In accoglimento del reclamo incidentale, la Corte riteneva che nel comportamento del notaio […] era ravvisabile la violazione di cui all’art. 14, lett. b, del codice deontologico, richiamato dall’art. 147, lett. c, della legge notarile, “poiché l’essersi prestato alla stipula di atti che producevano l’effetto di far ottenere alla parte mutuataria somme maggiori di quelle che avrebbe potuto ottenere qualora l’atto fosse stato stipulato in osservanza delle norme atte a salvaguardare anche l’interesse della banca mutuante ha determinato l’afflusso di clientela proveniente anche da altri distretti che, qualora non fosse stata attratta dalla prospettiva di acquisire l’illecito beneficio, verosimilmente si sarebbe rivolta ad altri studi notarili”. Non valeva, poi, ad escludere la sussistenza della violazione il fatto che anche gli altri notai del distretto avessero normalmente stipulato contratti di mutuo, posto che la stipula di contratti di tale natura, ove il prezzo di vendita dell’immobile era inferiore alla somma erogata costituiva pratica dalla quale gli altri notai rifuggivano e, dunque, era stata proprio la disponibilità del notaio a redigere atti di contenuto discutibile a comportare sviamento di clientela.

2.- Avverso tale decisione propone ricorso per cassazione […] sulla base di tre motivi.

Resiste con controricorso l’intimato.

Le parti hanno depositato memoria illustrativa.

MOTIVI DELLA DECISIONE

Preliminarmente va disattesa l’eccezione, sollevata dal resistente, di inammissibilità o improcedibilità del ricorso, in quanto era stato proposto in sostituzione di altro, pressoché identico, non iscritto a ruolo.
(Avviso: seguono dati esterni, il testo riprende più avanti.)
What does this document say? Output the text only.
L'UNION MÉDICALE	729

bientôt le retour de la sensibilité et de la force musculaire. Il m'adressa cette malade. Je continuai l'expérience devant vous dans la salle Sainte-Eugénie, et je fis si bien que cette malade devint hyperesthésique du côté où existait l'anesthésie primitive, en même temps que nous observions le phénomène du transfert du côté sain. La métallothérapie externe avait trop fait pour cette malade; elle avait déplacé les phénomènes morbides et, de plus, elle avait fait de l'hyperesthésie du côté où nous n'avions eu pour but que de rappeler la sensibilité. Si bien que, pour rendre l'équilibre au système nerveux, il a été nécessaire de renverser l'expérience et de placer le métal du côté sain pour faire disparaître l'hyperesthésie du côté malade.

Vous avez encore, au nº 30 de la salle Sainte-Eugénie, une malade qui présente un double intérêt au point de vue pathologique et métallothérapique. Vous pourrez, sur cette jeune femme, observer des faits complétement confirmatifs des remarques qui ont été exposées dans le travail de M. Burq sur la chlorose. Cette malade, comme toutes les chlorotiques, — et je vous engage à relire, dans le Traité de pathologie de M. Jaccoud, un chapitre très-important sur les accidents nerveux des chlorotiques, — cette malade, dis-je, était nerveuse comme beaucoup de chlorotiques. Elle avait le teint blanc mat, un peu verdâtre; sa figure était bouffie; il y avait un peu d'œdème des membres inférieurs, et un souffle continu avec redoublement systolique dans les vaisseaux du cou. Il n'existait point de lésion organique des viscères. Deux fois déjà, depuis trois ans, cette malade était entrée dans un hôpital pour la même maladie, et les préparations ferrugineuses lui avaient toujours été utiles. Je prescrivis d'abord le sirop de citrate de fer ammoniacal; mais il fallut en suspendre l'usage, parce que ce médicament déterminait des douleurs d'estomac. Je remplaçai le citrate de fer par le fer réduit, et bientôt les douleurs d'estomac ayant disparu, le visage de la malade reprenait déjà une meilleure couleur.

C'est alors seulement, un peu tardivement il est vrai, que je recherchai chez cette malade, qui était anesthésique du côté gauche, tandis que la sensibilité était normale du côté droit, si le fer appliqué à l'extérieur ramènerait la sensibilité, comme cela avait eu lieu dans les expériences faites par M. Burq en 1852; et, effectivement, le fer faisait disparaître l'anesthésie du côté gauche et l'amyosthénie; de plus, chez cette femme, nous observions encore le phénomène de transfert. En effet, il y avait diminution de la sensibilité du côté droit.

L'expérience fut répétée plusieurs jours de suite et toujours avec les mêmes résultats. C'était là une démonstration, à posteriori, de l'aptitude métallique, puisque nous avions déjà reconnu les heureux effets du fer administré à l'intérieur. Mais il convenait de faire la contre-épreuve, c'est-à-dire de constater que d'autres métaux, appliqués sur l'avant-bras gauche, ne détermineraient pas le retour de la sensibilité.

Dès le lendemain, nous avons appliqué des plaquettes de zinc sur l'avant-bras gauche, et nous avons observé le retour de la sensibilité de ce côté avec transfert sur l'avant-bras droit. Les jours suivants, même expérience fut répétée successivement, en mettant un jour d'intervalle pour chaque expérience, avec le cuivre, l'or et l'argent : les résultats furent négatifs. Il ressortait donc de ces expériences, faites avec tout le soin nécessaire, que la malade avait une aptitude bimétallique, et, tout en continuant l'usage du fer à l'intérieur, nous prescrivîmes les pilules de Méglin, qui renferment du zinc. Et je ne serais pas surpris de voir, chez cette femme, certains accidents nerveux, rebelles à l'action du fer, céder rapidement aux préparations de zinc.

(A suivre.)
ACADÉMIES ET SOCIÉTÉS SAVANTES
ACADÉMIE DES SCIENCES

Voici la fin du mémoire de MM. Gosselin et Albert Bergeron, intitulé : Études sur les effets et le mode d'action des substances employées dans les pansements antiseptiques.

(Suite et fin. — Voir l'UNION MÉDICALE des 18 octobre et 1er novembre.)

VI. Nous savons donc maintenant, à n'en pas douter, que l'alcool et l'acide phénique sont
Ed invero, nel caso in cui una sentenza sia stata impugnata con due successivi ricorsi per cassazione, il primo dei quali non sia stato depositato o lo sia stato tardivamente dal ricorrente, è ammissibile la proposizione del secondo, anche qualora contenga nuovi e diversi motivi di censura, purché la notificazione dello stesso abbia avuto luogo nel rispetto del termine breve decorrente dalla notificazione del primo, e l’improcedibilità di quest’ultimo non sia stata ancora dichiarata, dal momento che la mera notificazione del primo ricorso non comporta la consumazione del potere d’impugnazione (Cass. 12898/2010,- 13267/2007) 1.1.- Il primo motivo denuncia innanzitutto l’omessa pronuncia per non avere esaminato il motivo di reclamo con il quale si era denunciata la violazione del principio di corrispondenza fra incolpazione e decisione; ove si volesse ritenere una decisione implicita della questione, la Corte, disattendendo i principi del procedimento disciplinare, avrebbe posto a base della ordinanza un fatto diverso da quello contestato.

1.2. – Il motivo è infondato.

La sentenza ha esaminato la doglianza, avendo escluso che a carico del notaio fosse stata emessa condanna per un fatto diverso da quello contestato.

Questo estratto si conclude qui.